Je crois aussi que les dirigeants catholiques en Allemagne ne peuvent pas soutenir que l'Église dans leur pays est différente de l'Église en Guinée, de l'Église aux États-Unis, ou de l'Église de partout ailleurs, et que par conséquent elles peuvent avoir des pratiques pastorales différentes. Non, l'Église fondée par le Christ est une, sainte, catholique et apostolique comme elle l'a toujours été et toujours le sera.


Q. Un des charismes des Chevaliers de Malte est la défense de la Foi. Envisagez-vous que les Chevaliers (et les Dames) assument un rôle dirigeant dans l'enseignement et la défense des préceptes de l'Église au sujet de la sexualité, du mariage et de la famille? Des projets sont-ils actuellement en cours?

R. Les Chevaliers et les Dames de Malte sont évidemment confrontés à la même situation de confusion que celle vécue par les bons prêtres et les fidèles laïques. C'est une préoccupation majeure des Chevaliers car leur objectif premier est la défense de la Foi et l'assistance aux pauvres (Tuitio Fidei et Obsequium Pauperum). En fait, les deux sont inséparables. Il ne peut pas y avoir une réelle assistance aux pauvres qui ne soit éclairée par une défense cohérente de la Foi. Dans mes rencontres avec le Grand Maître et à chaque occasion où l'on me demande de parler aux Chevaliers, je les exhorte à assumer leur responsabilité dans l'état actuel où se trouve l'Église en devenant des leaders dans la défense des vérités de la Foi.
Notre modèle dans cette entreprise devrait être Saint Paul, l'Apôtre héroïque des Gentils, qui fut confronté à toutes sortes d'épreuves et de difficultés. À la fin de sa vie il pouvait écrire à Saint Timothée: "J'ai combattu le bon combat, j'ai achevé la course, j'ai gardé la foi" (2 Tim. 4,7).
De la même manière, j'exhorte les Chevaliers à combattre le bon combat dans l'actuelle situation où nous sommes confrontés à la confusions généralisée: nous devons être des leaders. Si on accepte le grand honneur d'être un Chevalier ou une Dame de Malte, on doit aussi accepter la responsabilité d'être un défenseur de la Foi.

Prier le Rosaire


Q. Pour terminer, cela doit être une grande joie pour vous de pouvoir passer cette semaine au Sanctuaire de Notre Dame de Guadalupe à La Crosse et de célébrer la Haute Messe Pontificale le jour de sa grande fête le 12 décembre.
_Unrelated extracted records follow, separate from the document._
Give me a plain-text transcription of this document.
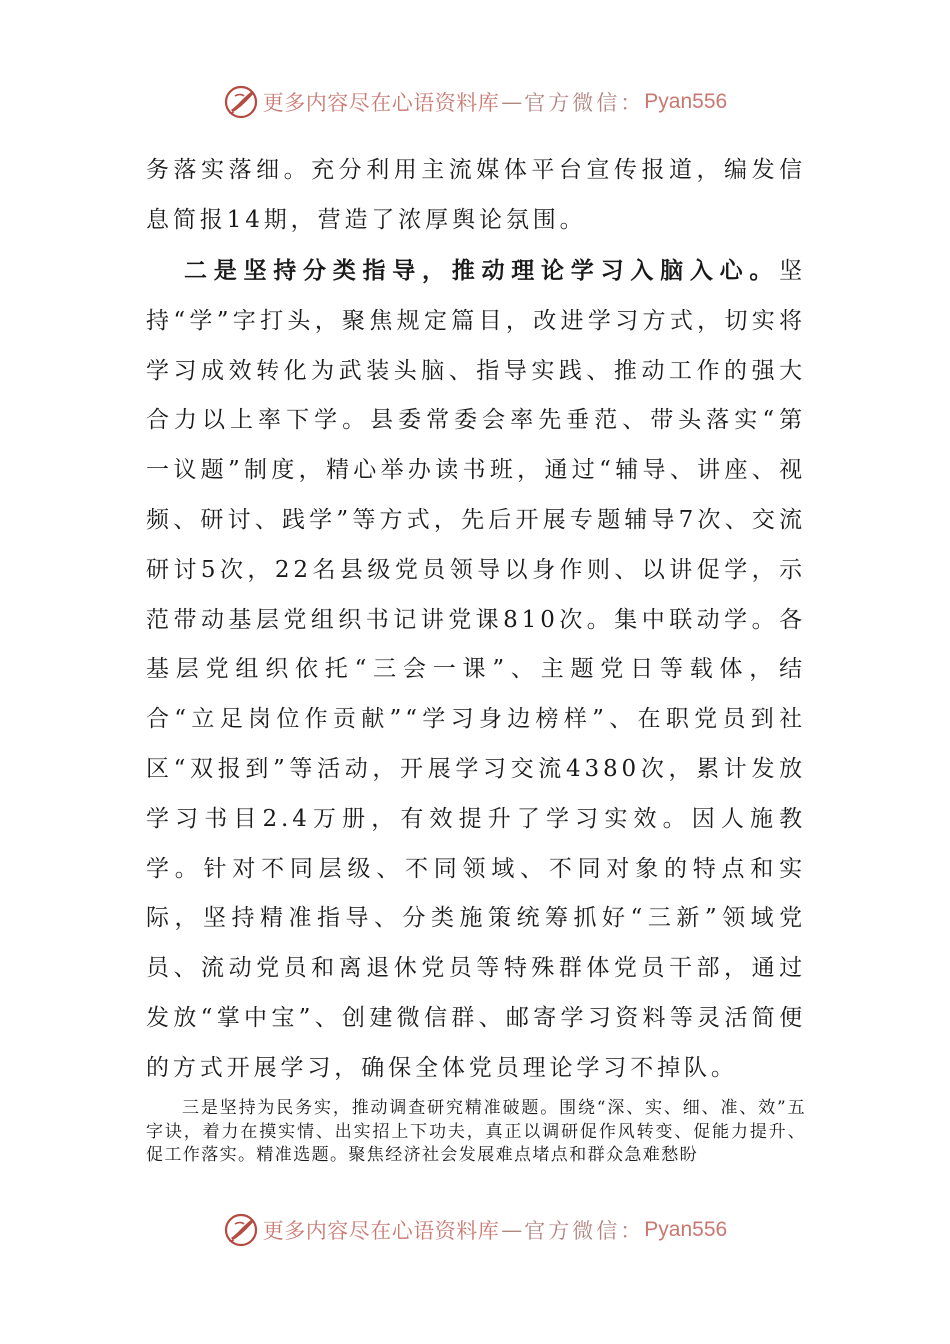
更多内容尽在心语资料库 — 官方微信： Pyan556

务落实落细。充分利用主流媒体平台宣传报道，编发信息简报14期，营造了浓厚舆论氛围。

二是坚持分类指导，推动理论学习入脑入心。坚持“学”字打头，聚焦规定篇目，改进学习方式，切实将学习成效转化为武装头脑、指导实践、推动工作的强大合力以上率下学。县委常委会率先垂范、带头落实“第一议题”制度，精心举办读书班，通过“辅导、讲座、视频、研讨、践学”等方式，先后开展专题辅导7次、交流研讨5次，22名县级党员领导以身作则、以讲促学，示范带动基层党组织书记讲党课810次。集中联动学。各基层党组织依托“三会一课”、主题党日等载体，结合“立足岗位作贡献”“学习身边榜样”、在职党员到社区“双报到”等活动，开展学习交流4380次，累计发放学习书目2.4万册，有效提升了学习实效。因人施教学。针对不同层级、不同领域、不同对象的特点和实际，坚持精准指导、分类施策统筹抓好“三新”领域党员、流动党员和离退休党员等特殊群体党员干部，通过发放“掌中宝”、创建微信群、邮寄学习资料等灵活简便的方式开展学习，确保全体党员理论学习不掉队。

三是坚持为民务实，推动调查研究精准破题。围绕“深、实、细、准、效”五字诀，着力在摸实情、出实招上下功夫，真正以调研促作风转变、促能力提升、促工作落实。精准选题。聚焦经济社会发展难点堵点和群众急难愁盼

更多内容尽在心语资料库 — 官方微信： Pyan556
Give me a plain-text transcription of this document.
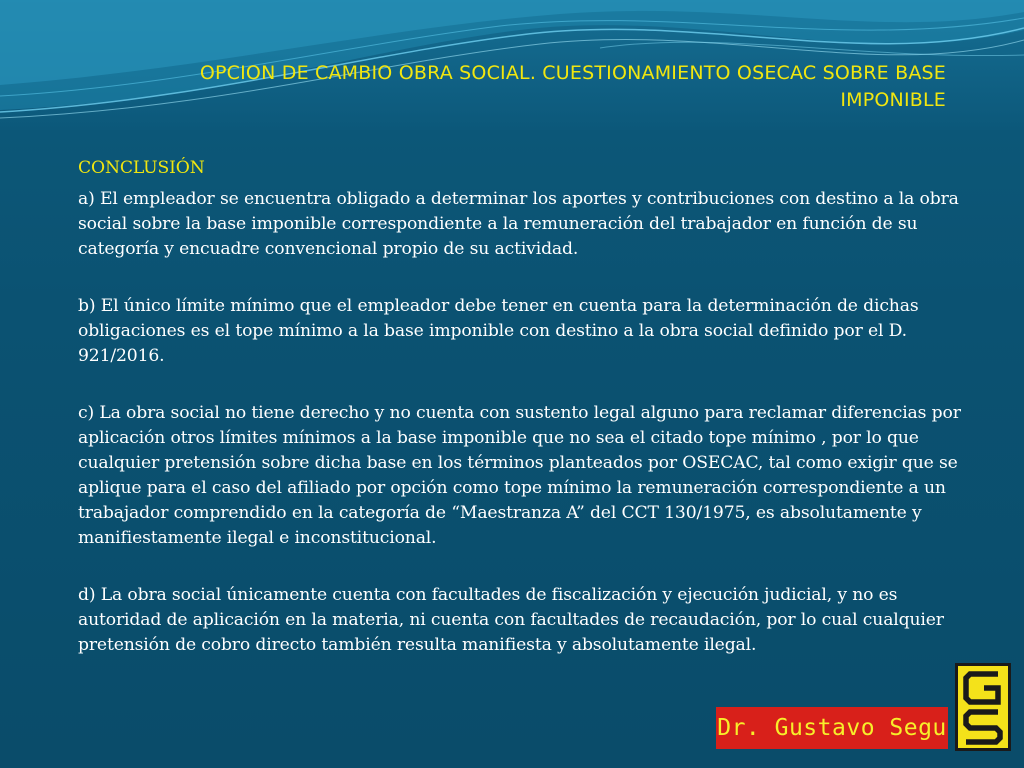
OPCION DE CAMBIO OBRA SOCIAL. CUESTIONAMIENTO OSECAC SOBRE BASE IMPONIBLE
CONCLUSIÓN

a) El empleador se encuentra obligado a determinar los aportes y contribuciones con destino a la obra social sobre la base imponible correspondiente a la remuneración del trabajador en función de su categoría y encuadre convencional propio de su actividad.

b) El único límite mínimo que el empleador debe tener en cuenta para la determinación de dichas obligaciones es el tope mínimo a la base imponible con destino a la obra social definido por el D. 921/2016.

c) La obra social no tiene derecho y no cuenta con sustento legal alguno para reclamar diferencias por aplicación otros límites mínimos a la base imponible que no sea el citado tope mínimo , por lo que cualquier pretensión sobre dicha base en los términos planteados por OSECAC, tal como exigir que se aplique para el caso del afiliado por opción como tope mínimo la remuneración correspondiente a un trabajador comprendido en la categoría de “Maestranza A” del CCT 130/1975, es absolutamente y manifiestamente ilegal e inconstitucional.

d) La obra social únicamente cuenta con facultades de fiscalización y ejecución judicial, y no es autoridad de aplicación en la materia, ni cuenta con facultades de recaudación, por lo cual cualquier pretensión de cobro directo también resulta manifiesta y absolutamente ilegal.

Dr. Gustavo Segu
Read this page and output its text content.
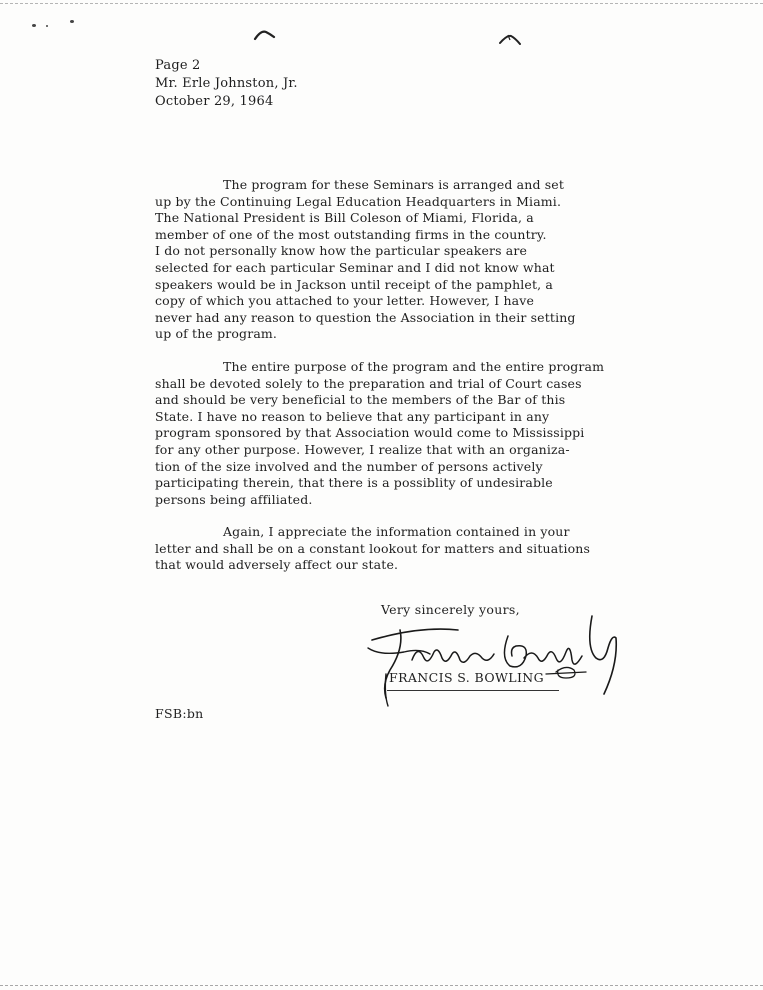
Page 2
Mr. Erle Johnston, Jr.
October 29, 1964
The program for these Seminars is arranged and set
up by the Continuing Legal Education Headquarters in Miami.
The National President is Bill Coleson of Miami, Florida, a
member of one of the most outstanding firms in the country.
I do not personally know how the particular speakers are
selected for each particular Seminar and I did not know what
speakers would be in Jackson until receipt of the pamphlet, a
copy of which you attached to your letter. However, I have
never had any reason to question the Association in their setting
up of the program.
The entire purpose of the program and the entire program
shall be devoted solely to the preparation and trial of Court cases
and should be very beneficial to the members of the Bar of this
State. I have no reason to believe that any participant in any
program sponsored by that Association would come to Mississippi
for any other purpose. However, I realize that with an organiza-
tion of the size involved and the number of persons actively
participating therein, that there is a possiblity of undesirable
persons being affiliated.
Again, I appreciate the information contained in your
letter and shall be on a constant lookout for matters and situations
that would adversely affect our state.
Very sincerely yours,
FRANCIS S. BOWLING
FSB:bn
Pourriez-vous nous dire comment Notre-Dame, Étoile de la Nouvelle Évangélisation, est notre phare d'espérance sur qui nous pouvons sûrement compter en ces temps tumultueux pour l'Église?

R. J'attends chaque année cette occasion avec la plus grande impatience. Premièrement, c'est vraiment un lieu saint, un lieu imprégné de prière et de dévotion. Et Notre Dame le dirige et conduit tout à son Divin Fils. La Messe le jour de sa Fête est l'aboutissement de toute une année d'activités spirituelles qui nous inspirent. Elle est réellement notre phare d'espérance. Au milieu de toute cette confusion, les gens sont parfois très découragés et craignent parfois qu'une apocalypse nous tombe dessus. Mais si nous nous plaçons dans les bras maternels de notre Sainte Mère, elle nous gardera tout près de son Fils. Elle nous dit, comme elle le dit aux serviteurs du vin de Cana qui étaient dans une telle situation désespérée: "Faites tout ce qu'il vous dira" (Jean 2,5).
Marie est le phare qui nous ramène vers la tradition, vers les fondements de notre Foi. Nous devons prier le Rosaire avec de plus en plus de ferveur, lui demandant son intercession pour l'Église de notre temps.
En plus d'être la Mère de l'Église, elle est la Mère de notre continent et l'Étoile de la Nouvelle Évangélisation.
Qu'a-t-elle fait quand elle est venue? Essentiellement, elle a demandé qu'une chapelle fût construite où elle pût rendre manifeste la miséricorde de Dieu. Comment le fait-elle sinon dans une chapelle où la Sainte Eucharistie est célébrée, où les fidèles peuvent faire une bonne Confession, et peuvent prier et offrir leurs actes de dévotions.

NDT

(*) Dans son dernier billet sur Settimo Cielo, Sandro Magister, après avoir évoqué la visite du 16 novembre, rapporte que, le matin du 19 janvier, François a reçu en audience une délégation de Finlande, emmenée par une femme, Irja Askola , évêque d'Helsinski (notoirement ultra-libérale, non seulement sur l'intercommunion, mais aussi sur sur le mariage homosexuel)
Et il semblerait qu'après la rencontre (au moins d'après l'hebdomadaire luthérien finlandais "Kotimaa") au cours d'une messe catholique célébrée dans la basilique Saint-Pierre et à laquelle a particicipé la délégation finlandaise, la communion ait été donnée aussi aux luthériens.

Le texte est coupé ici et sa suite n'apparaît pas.